All the more reason to get the hell out of this place ASAP. He had to make sure Senator Robert Clarence wasn’t already under Dragos’s control. Better still, he had to find Dragos. He had to take him out once and for all, even if he had to do it single-handed.

The metal handcuffs at his back couldn’t hold him any longer than he allowed. Neither could this locked room, nor any of the cops who’d strayed by the hallway and paused to glower in at him through the small glass pane in the holding cell’s door.

Night had fallen. Chase knew that without the benefit of a clock on the bare walls or a window looking onto the city street outside the building. He could feel it in his bones, all the way to his weak and starving marrow. And with the night came the reminder of his hunger, the wild thirst that owned him now.

He shoved it down deep inside him and rallied his thoughts around his unfinished business with Dragos.

Hard to do when Man of the Year and his oozing cat scratches were making a slow swagger toward Chase’s seat in the corner of the small room.

“Fuckin’ cops, eh? Think they can leave us sitting in here without food or water, shackle us up together like a bunch of animals.” He scoffed and planted his ass down next to Chase on the bench. “What’d they bust you for?”

Chase didn’t answer. It took enough effort just to contain the low growl that was curling up from the back of his parched throat.
He kept his head down, eyes averted so the human wouldn’t catch the hungered glow radiating out of them.

“Whatta ya, too good to make conversation or sumthin’?”
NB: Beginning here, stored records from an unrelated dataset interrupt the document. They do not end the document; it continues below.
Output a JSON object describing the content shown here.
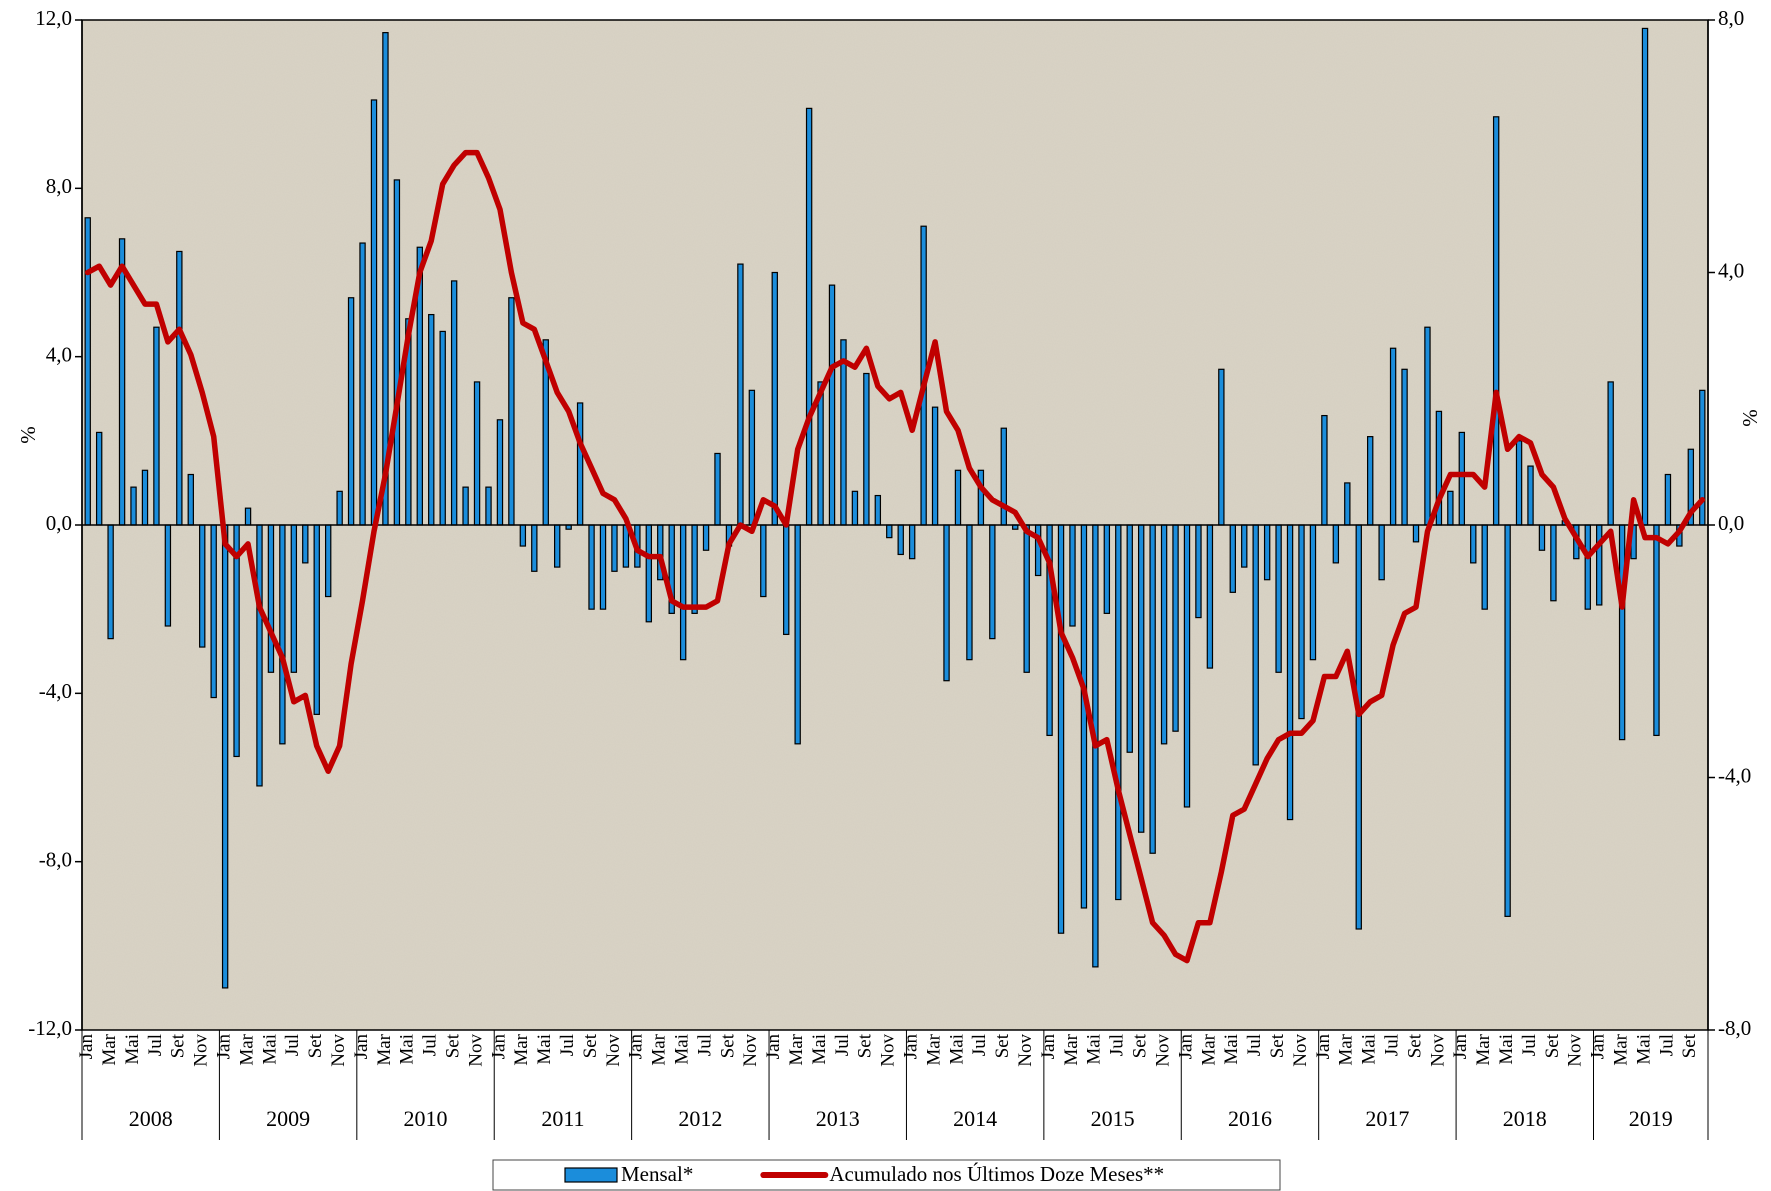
{
  "chart_data": {
    "type": "bar",
    "categories": [
      "Jan",
      null,
      "Mar",
      null,
      "Mai",
      null,
      "Jul",
      null,
      "Set",
      null,
      "Nov",
      null,
      "Jan",
      null,
      "Mar",
      null,
      "Mai",
      null,
      "Jul",
      null,
      "Set",
      null,
      "Nov",
      null,
      "Jan",
      null,
      "Mar",
      null,
      "Mai",
      null,
      "Jul",
      null,
      "Set",
      null,
      "Nov",
      null,
      "Jan",
      null,
      "Mar",
      null,
      "Mai",
      null,
      "Jul",
      null,
      "Set",
      null,
      "Nov",
      null,
      "Jan",
      null,
      "Mar",
      null,
      "Mai",
      null,
      "Jul",
      null,
      "Set",
      null,
      "Nov",
      null,
      "Jan",
      null,
      "Mar",
      null,
      "Mai",
      null,
      "Jul",
      null,
      "Set",
      null,
      "Nov",
      null,
      "Jan",
      null,
      "Mar",
      null,
      "Mai",
      null,
      "Jul",
      null,
      "Set",
      null,
      "Nov",
      null,
      "Jan",
      null,
      "Mar",
      null,
      "Mai",
      null,
      "Jul",
      null,
      "Set",
      null,
      "Nov",
      null,
      "Jan",
      null,
      "Mar",
      null,
      "Mai",
      null,
      "Jul",
      null,
      "Set",
      null,
      "Nov",
      null,
      "Jan",
      null,
      "Mar",
      null,
      "Mai",
      null,
      "Jul",
      null,
      "Set",
      null,
      "Nov",
      null,
      "Jan",
      null,
      "Mar",
      null,
      "Mai",
      null,
      "Jul",
      null,
      "Set",
      null,
      "Nov",
      null,
      "Jan",
      null,
      "Mar",
      null,
      "Mai",
      null,
      "Jul",
      null,
      "Set",
      null
    ],
    "year_groups": [
      "2008",
      "2009",
      "2010",
      "2011",
      "2012",
      "2013",
      "2014",
      "2015",
      "2016",
      "2017",
      "2018",
      "2019"
    ],
    "series": [
      {
        "name": "Mensal*",
        "color": "#1b8ddb",
        "values": [
          7.3,
          2.2,
          -2.7,
          6.8,
          0.9,
          1.3,
          4.7,
          -2.4,
          6.5,
          1.2,
          -2.9,
          -4.1,
          -11.0,
          -5.5,
          0.4,
          -6.2,
          -3.5,
          -5.2,
          -3.5,
          -0.9,
          -4.5,
          -1.7,
          0.8,
          5.4,
          6.7,
          10.1,
          11.7,
          8.2,
          4.9,
          6.6,
          5.0,
          4.6,
          5.8,
          0.9,
          3.4,
          0.9,
          2.5,
          5.4,
          -0.5,
          -1.1,
          4.4,
          -1.0,
          -0.1,
          2.9,
          -2.0,
          -2.0,
          -1.1,
          -1.0,
          -1.0,
          -2.3,
          -1.3,
          -2.1,
          -3.2,
          -2.1,
          -0.6,
          1.7,
          -0.5,
          6.2,
          3.2,
          -1.7,
          6.0,
          -2.6,
          -5.2,
          9.9,
          3.4,
          5.7,
          4.4,
          0.8,
          3.6,
          0.7,
          -0.3,
          -0.7,
          -0.8,
          7.1,
          2.8,
          -3.7,
          1.3,
          -3.2,
          1.3,
          -2.7,
          2.3,
          -0.1,
          -3.5,
          -1.2,
          -5.0,
          -9.7,
          -2.4,
          -9.1,
          -10.5,
          -2.1,
          -8.9,
          -5.4,
          -7.3,
          -7.8,
          -5.2,
          -4.9,
          -6.7,
          -2.2,
          -3.4,
          3.7,
          -1.6,
          -1.0,
          -5.7,
          -1.3,
          -3.5,
          -7.0,
          -4.6,
          -3.2,
          2.6,
          -0.9,
          1.0,
          -9.6,
          2.1,
          -1.3,
          4.2,
          3.7,
          -0.4,
          4.7,
          2.7,
          0.8,
          2.2,
          -0.9,
          -2.0,
          9.7,
          -9.3,
          2.0,
          1.4,
          -0.6,
          -1.8,
          0.1,
          -0.8,
          -2.0,
          -1.9,
          3.4,
          -5.1,
          -0.8,
          11.8,
          -5.0,
          1.2,
          -0.5,
          1.8,
          3.2
        ]
      },
      {
        "name": "Acumulado nos Últimos Doze Meses**",
        "color": "#c00000",
        "type": "line",
        "axis": "y2",
        "values": [
          4.0,
          4.1,
          3.8,
          4.1,
          3.8,
          3.5,
          3.5,
          2.9,
          3.1,
          2.7,
          2.1,
          1.4,
          -0.3,
          -0.5,
          -0.3,
          -1.3,
          -1.7,
          -2.1,
          -2.8,
          -2.7,
          -3.5,
          -3.9,
          -3.5,
          -2.2,
          -1.2,
          -0.1,
          0.8,
          1.9,
          3.0,
          4.0,
          4.5,
          5.4,
          5.7,
          5.9,
          5.9,
          5.5,
          5.0,
          4.0,
          3.2,
          3.1,
          2.6,
          2.1,
          1.8,
          1.3,
          0.9,
          0.5,
          0.4,
          0.1,
          -0.4,
          -0.5,
          -0.5,
          -1.2,
          -1.3,
          -1.3,
          -1.3,
          -1.2,
          -0.3,
          0.0,
          -0.1,
          0.4,
          0.3,
          0.0,
          1.2,
          1.7,
          2.1,
          2.5,
          2.6,
          2.5,
          2.8,
          2.2,
          2.0,
          2.1,
          1.5,
          2.2,
          2.9,
          1.8,
          1.5,
          0.9,
          0.6,
          0.4,
          0.3,
          0.2,
          -0.1,
          -0.2,
          -0.6,
          -1.7,
          -2.1,
          -2.6,
          -3.5,
          -3.4,
          -4.2,
          -4.9,
          -5.6,
          -6.3,
          -6.5,
          -6.8,
          -6.9,
          -6.3,
          -6.3,
          -5.5,
          -4.6,
          -4.5,
          -4.1,
          -3.7,
          -3.4,
          -3.3,
          -3.3,
          -3.1,
          -2.4,
          -2.4,
          -2.0,
          -3.0,
          -2.8,
          -2.7,
          -1.9,
          -1.4,
          -1.3,
          -0.1,
          0.4,
          0.8,
          0.8,
          0.8,
          0.6,
          2.1,
          1.2,
          1.4,
          1.3,
          0.8,
          0.6,
          0.1,
          -0.2,
          -0.5,
          -0.3,
          -0.1,
          -1.3,
          0.4,
          -0.2,
          -0.2,
          -0.3,
          -0.1,
          0.2,
          0.4
        ]
      }
    ],
    "ylim": [
      -12,
      12
    ],
    "yticks": [
      {
        "value": -12,
        "label": "-12,0"
      },
      {
        "value": -8,
        "label": "-8,0"
      },
      {
        "value": -4,
        "label": "-4,0"
      },
      {
        "value": 0,
        "label": "0,0"
      },
      {
        "value": 4,
        "label": "4,0"
      },
      {
        "value": 8,
        "label": "8,0"
      },
      {
        "value": 12,
        "label": "12,0"
      }
    ],
    "y2lim": [
      -8,
      8
    ],
    "y2ticks": [
      {
        "value": -8,
        "label": "-8,0"
      },
      {
        "value": -4,
        "label": "-4,0"
      },
      {
        "value": 0,
        "label": "0,0"
      },
      {
        "value": 4,
        "label": "4,0"
      },
      {
        "value": 8,
        "label": "8,0"
      }
    ],
    "y_label": "%",
    "y2_label": "%",
    "grid": false,
    "legend": "bottom"
  }
}
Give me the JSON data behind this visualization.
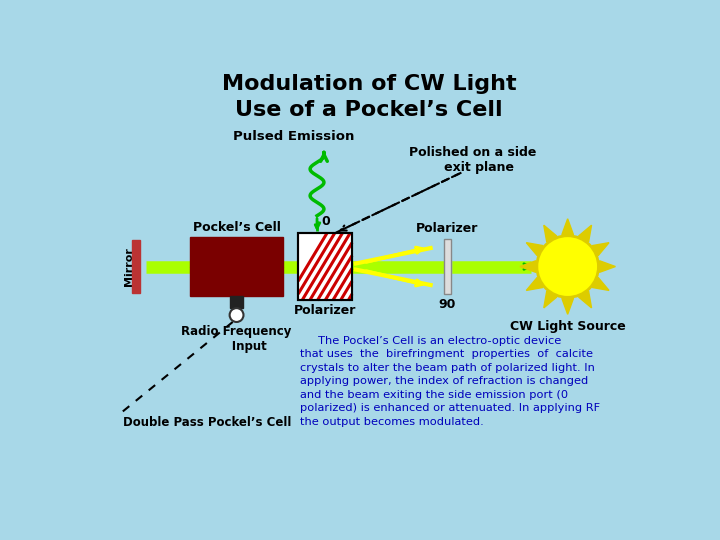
{
  "title": "Modulation of CW Light\nUse of a Pockel’s Cell",
  "bg_color": "#a8d8e8",
  "title_color": "#000000",
  "title_fontsize": 16,
  "body_text_line1": "     The Pockel’s Cell is an electro-optic device",
  "body_text_line2": "that uses  the  birefringment  properties  of  calcite",
  "body_text_line3": "crystals to alter the beam path of polarized light. In",
  "body_text_line4": "applying power, the index of refraction is changed",
  "body_text_line5": "and the beam exiting the side emission port (0",
  "body_text_line6": "polarized) is enhanced or attenuated. In applying RF",
  "body_text_line7": "the output becomes modulated.",
  "body_text_color": "#0000bb",
  "labels": {
    "pulsed_emission": "Pulsed Emission",
    "polished_on": "Polished on a side\n   exit plane",
    "pockels_cell": "Pockel’s Cell",
    "polarizer_top": "Polarizer",
    "polarizer_bottom": "Polarizer",
    "radio_freq": "Radio Frequency\n      Input",
    "mirror": "Mirror",
    "cw_light": "CW Light Source",
    "zero": "0",
    "ninety": "90",
    "double_pass": "Double Pass Pockel’s Cell"
  },
  "beam_color": "#aaff00",
  "arrow_green": "#00bb00",
  "mirror_color": "#bb3333",
  "pockel_box_color": "#7a0000",
  "crystal_lines_color": "#cc0000",
  "polarizer_color": "#dddddd",
  "sun_color": "#ffff00",
  "sun_ray_color": "#ddcc00",
  "text_font": "DejaVu Sans"
}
He felt the guy sizing him up, checking out the sweats and T-shirt Chase had been wearing when the cops brought him in—the same clothes he’d had on in the compound’s subterranean infirmary in the moments before he’d broken loose and ran topside in the effort to spare his friends. He’d been barefoot then too, but now he sported a pair of black plastic shower shoes, courtesy of the Suffolk County jail.

Even with his short blond hair raked down over his brow, his gaze averted, Chase could sense the human’s eyes fixed on him. “Looks like somebody banged you up pretty good too, sport. Ya leg is bleedin’ through ya pants.”

So it was. Chase glanced at the small red bloom that was seeping through the gray fabric covering his right thigh. Bad sign, his wounds from the other night still not healing up. He needed blood for that.